Luis era gerente del proyecto hotelero La casa de Don Ignacio, financiado por la Universidad San Ignacio de Loyola; un simpático hotelito que lo había catapultado al desenfrenado mundo hotelero de una de las ciudades más turísticas de la región. Me ofreció hospedarme por el tiempo que fuera necesario, y así fue hasta que pasadas unas semanas me anunció que alquilaría la habitación. Yo no pagaba alquiler, claro. La generosidad había durado 30 días exactos. Y bueno, como yo no tenía intención alguna de pagar una mensualidad de 500 soles, tuve que retirarme. Había gastado mis dos primeras semanas conociendo gente y caminando por el centro; haciendo una vida de turista pobretón, de medio pelo; comiendo pasta con jamón y queso parmesano cinco días a la semana; desayunando tacitas de café con leche y panes con mantequilla y mermelada. Por las tardes me hacía un té de coca que metía en un termo y que me daba la energía para ir y venir de allá para acá.
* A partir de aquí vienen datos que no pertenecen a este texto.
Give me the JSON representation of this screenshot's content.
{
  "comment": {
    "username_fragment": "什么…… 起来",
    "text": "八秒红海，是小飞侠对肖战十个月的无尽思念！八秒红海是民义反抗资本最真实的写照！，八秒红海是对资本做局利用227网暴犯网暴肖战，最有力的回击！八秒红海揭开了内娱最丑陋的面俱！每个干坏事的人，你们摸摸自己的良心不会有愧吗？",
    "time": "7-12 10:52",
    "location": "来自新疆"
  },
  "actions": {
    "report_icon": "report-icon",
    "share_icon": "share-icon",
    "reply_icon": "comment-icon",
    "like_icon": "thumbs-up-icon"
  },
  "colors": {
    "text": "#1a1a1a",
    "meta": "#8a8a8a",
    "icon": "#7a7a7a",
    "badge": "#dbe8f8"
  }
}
A Víctor Velaochaga lo conocí en la plaza de armas del Cusco mientras vendía los libros de su padre, el gran escritor y antropólogo, miembro de la amea1, Carlos Velaochaga. Nos hicimos muy amigos a pesar de su evidente problema de interacción social. Íbamos de fiesta a los bares y discotecas, y gastábamos el poquísimo dinero que teníamos. Nos divertíamos mucho. La amistad llegó al crepúsculo cuando empecé a frecuentarme con Julia Centracchio. Tiran más dos tetas que dos carretas, dice el dicho. Y bueno, Centracchio y yo terminamos viviendo juntos por una semana y media en el departamento de Luis. Julia regresaba de vivir en España para establecerse nuevamente en la Argentina. Había trabajado muchos años en Ibiza como camarera, viviendo una vida justa, estrecha, pobretona, pero ahorrando dinero para zafar, largarse de vuelta a Buenos Aires y poner un negocio de decoración en el garaje de su casa, en Tigre.
1 Asociación Mundial de Escritores Andinos.